Follow up: What if you are given k 1d vectors? How well can your code be extended to such cases?
Clarification for the follow up question - Update (2015-09-18): The “Zigzag” order is not clearly defined and is ambiguous for k > 2 cases. If “Zigzag” does not look right to you, replace “Zigzag” with “Cyclic”. For example, given the following input:
[1,2,3]
[4,5,6,7]
[8,9]
It should return [1,4,8,2,5,9,3,6,7].
https://leetcode.com/problems/zigzag-iterator/
33.4.1 Algo 1: Matrix
关键是什么时候hasNext返回false.
class ZigzagIterator {
int i=0, j=0, ROW=2;
vector<vector<int>> v;
public:
ZigzagIterator(vector<int>& v1_, vector<int>& v2_){
v.push_back(v1_);
v.push_back(v2_);
}
int next() { return v[i++][j]; }
bool hasNext() {
if(i==ROW) i=0, j++;
int count=0;
while(i<ROW){
if(j>=v[i].size()){
i++, count++;
if(count==ROW) return 0;
if(i==ROW) i=0, j++, count=0;// else return 1;
}else return 1;
}
return 0;
}
};
上面这个方法可以轻易推广到many vectors.
33.4.2 Algo 2: Queue
https://discuss.leetcode.com/topic/24548/c-with-queue-compatible-with-k-vectors
这个类似BFS.
33.5 251. Flatten 2D Vector
Implement an iterator to flatten a 2d vector.
For example, Given 2d vector =
[
[1,2],
[3],
[4,5,6]
]
By calling next repeatedly until hasNext returns false, the order of elements returned by next should be: [1,2,3,4,5,6].
https://leetcode.com/problems/flatten-2d-vector/
- CPP
class Vector2D {
vector<vector<int>>::iterator i, iEnd;
int j = 0;
public:
Vector2D(vector<vector<int>>& vec2d) {
i = vec2d.begin();
iEnd = vec2d.end();
}
int next() {
hasNext();
return (*i)[j++];
}
bool hasNext() {
while (i != iEnd && j == (*i).size())
i++, j = 0;
return i != iEnd;
}
};
- Java
public class Vector2D {
int indexList, indexEle;
List<List<Integer>> vec;
public Vector2D(List<List<Integer>> vec2d) {
indexList = 0;
indexEle = 0;
vec = vec2d;
}
public int next() {
return vec.get(indexList).get(indexEle++);
}
public boolean hasNext() {
while(indexList < vec.size()){
if(indexEle < vec.get(indexList).size())
return true;
else{
indexList++;
indexEle = 0;
}
}
return false;
}
}
public class Vector2D {
private Iterator<List<Integer>> i;
private Iterator<Integer> j;
public Vector2D(List<List<Integer>> vec2d) {
i = vec2d.iterator();
}
public int next() {
hasNext();
return j.next();
}
public boolean hasNext() {
while ((j == null || !j.hasNext()) && i.hasNext())
j = i.next().iterator();
return j != null && j.hasNext();
}
}
- Python
33.6 604. Design Compressed String Iterator
Design and implement a data structure for a compressed string iterator.
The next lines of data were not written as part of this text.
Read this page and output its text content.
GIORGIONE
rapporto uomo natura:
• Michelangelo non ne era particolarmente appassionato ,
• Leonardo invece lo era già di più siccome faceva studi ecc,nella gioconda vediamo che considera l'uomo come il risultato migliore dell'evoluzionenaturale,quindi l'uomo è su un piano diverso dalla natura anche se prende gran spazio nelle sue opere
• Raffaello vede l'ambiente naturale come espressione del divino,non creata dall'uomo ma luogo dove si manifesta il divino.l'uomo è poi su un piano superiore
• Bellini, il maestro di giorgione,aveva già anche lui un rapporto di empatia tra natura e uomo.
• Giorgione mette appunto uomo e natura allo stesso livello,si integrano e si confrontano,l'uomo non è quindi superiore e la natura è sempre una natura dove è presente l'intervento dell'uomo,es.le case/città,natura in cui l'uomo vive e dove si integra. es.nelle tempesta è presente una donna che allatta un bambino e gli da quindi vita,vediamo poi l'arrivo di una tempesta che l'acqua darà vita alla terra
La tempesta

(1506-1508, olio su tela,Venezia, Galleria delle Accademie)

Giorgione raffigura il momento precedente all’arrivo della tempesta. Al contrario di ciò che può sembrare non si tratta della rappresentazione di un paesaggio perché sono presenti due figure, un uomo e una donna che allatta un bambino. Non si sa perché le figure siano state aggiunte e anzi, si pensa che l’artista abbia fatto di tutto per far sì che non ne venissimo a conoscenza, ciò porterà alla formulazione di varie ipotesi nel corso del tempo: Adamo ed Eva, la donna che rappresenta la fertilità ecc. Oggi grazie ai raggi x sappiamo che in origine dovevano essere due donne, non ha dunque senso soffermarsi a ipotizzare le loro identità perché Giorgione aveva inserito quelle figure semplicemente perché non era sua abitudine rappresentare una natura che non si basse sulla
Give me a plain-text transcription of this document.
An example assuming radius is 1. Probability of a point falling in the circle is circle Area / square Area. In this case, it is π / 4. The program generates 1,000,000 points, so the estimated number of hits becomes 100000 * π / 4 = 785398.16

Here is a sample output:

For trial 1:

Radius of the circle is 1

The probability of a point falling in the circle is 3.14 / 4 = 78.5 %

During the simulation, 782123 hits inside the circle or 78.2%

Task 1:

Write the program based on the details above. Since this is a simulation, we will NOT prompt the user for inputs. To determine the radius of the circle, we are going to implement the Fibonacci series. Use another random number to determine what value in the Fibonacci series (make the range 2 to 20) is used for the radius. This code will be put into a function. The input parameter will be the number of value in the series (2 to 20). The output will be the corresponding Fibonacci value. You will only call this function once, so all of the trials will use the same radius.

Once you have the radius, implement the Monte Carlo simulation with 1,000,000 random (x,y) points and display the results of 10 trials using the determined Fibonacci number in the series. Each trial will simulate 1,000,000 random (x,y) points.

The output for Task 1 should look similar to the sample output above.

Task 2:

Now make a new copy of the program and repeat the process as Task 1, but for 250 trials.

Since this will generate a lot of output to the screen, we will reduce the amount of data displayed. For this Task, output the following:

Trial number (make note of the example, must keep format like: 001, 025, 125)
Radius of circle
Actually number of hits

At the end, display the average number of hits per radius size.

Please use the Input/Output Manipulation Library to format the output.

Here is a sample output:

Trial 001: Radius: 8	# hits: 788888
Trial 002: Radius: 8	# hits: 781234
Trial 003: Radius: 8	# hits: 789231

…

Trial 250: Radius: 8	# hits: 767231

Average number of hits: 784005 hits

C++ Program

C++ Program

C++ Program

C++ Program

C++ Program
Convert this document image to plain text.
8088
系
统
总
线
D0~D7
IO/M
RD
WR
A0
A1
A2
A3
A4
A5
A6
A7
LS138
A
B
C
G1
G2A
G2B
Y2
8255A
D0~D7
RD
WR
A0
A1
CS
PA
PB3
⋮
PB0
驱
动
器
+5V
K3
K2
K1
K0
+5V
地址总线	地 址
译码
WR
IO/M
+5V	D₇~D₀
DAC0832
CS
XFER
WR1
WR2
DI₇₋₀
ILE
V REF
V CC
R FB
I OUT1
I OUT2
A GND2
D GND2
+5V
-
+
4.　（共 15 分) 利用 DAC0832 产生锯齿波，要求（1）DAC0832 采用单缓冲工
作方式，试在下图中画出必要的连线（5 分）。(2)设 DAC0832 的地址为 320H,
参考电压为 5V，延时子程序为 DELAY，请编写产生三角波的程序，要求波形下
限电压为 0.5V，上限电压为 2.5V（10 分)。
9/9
It should support the following operations: next and hasNext.
The given compressed string will be in the form of each letter followed by a positive integer representing the number of this letter existing in the original uncompressed string.
next() - if the original string still has uncompressed characters, return the next letter; Otherwise return a white space.
hasNext() - Judge whether there is any letter needs to be uncompressed.
Note: Please remember to RESET your class variables declared in StringIterator, as static/class variables are persisted across multiple test cases. Please see here for more details.
Example:
StringIterator iterator = new StringIterator("L1e2t1C1o1d1e1");
iterator.next(); // return 'L'
iterator.next(); // return 'e'
iterator.next(); // return 'e'
iterator.next(); // return 't'
iterator.next(); // return 'C'
iterator.next(); // return 'o'
iterator.next(); // return 'd'
iterator.hasNext(); // return true
iterator.next(); // return 'e'
iterator.hasNext(); // return false
iterator.next(); // return ' '
https://leetcode.com/problems/design-compressed-string-iterator
class StringIterator {
string s;
vector<int> f;//freq
int k=0;
public:
StringIterator(string compressedString) {
int i=-1;
for(char c: compressedString)
if(isdigit(c)){
i=i*10+c-'0';
}else{
if(i!=-1) f.push_back(i);
i=0, s+=c;
}
f.push_back(i);
}
char next() {
if(k==s.size()) return ' ';
char c=s[k];
if(--f[k]==0) k++;
return c;
}
bool hasNext() { return k<s.size();}
};